The classic Christmas pudding served with a Brandy or Rum butter cream always seems like a challenge after such a momentous main, but remains a favourite for a good reason. It’s intense, often boozy and supremely rich. A dry wine will usually cower in the corner trying to get a look in with the sweetness of the pud making those elegant flavours disappear. So why not have a well-deserved rest between courses and enjoy your main course wine before taking on the grand finale? One wine that will go not only with your pudding but also take on some mature cheddar or Blue Stilton (if you still have room) is a delicious Tawny Port. The benefit of a Tawny is that after opening they will happily last a month or two, unlike the ruby styles such as LBV. The flavours are better with a variety of cheeses as well as Christmas pudding too. I would take a bottle of Taylor’s 20-year Tawny Port as the perfect wine to finish with, and you’ll taste caramelised walnuts and hazelnuts with layers of spice, sultana and raisin that are joined with a sweetness that can hold its own with a rich dessert.

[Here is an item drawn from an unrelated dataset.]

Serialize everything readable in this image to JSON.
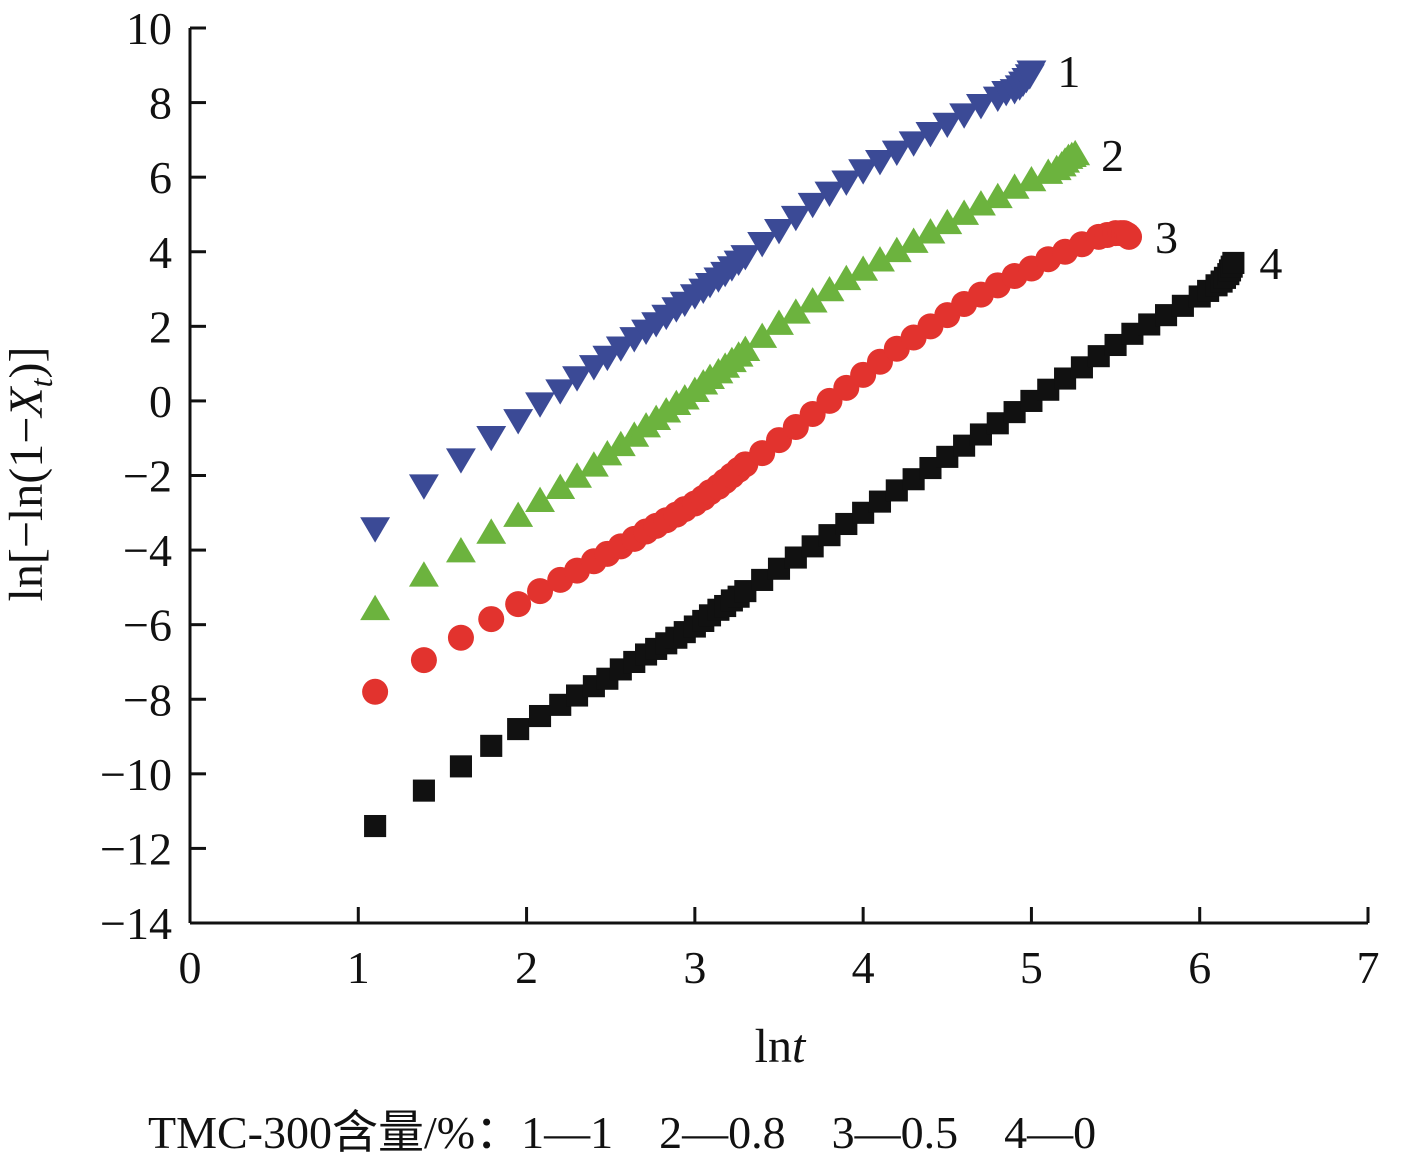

If you’re looking for a something a bit different and want to surprise your dinner guests, then how about a fortified sweet wine from France? A Vin Doux Naturel from the most southerly appellation in the country, Banyuls is made from Grenache grapes right next to the Spanish Border, fortified but lighter in body than Port. The Banyuls Rimage Cornet & Cie Mise Tardive is a fabulous dessert wine with intense stewed berry fruit, red cherry and raspberry jam, alongside a spiced cocoa note. This is a great alternative and will go with the Yule log if you’re going for a chocolate option, as well as a wide variety of cheeses.

In summary

Whatever you choose to drink over the Christmas holidays, or maybe you’re the one recommending wine for a customer, remember to keep your mind open to different possibilities, differing tastes and think about the food you’re having. It’s a great chance to change things up and enjoy exploring an ever-growing and delicious world of wine!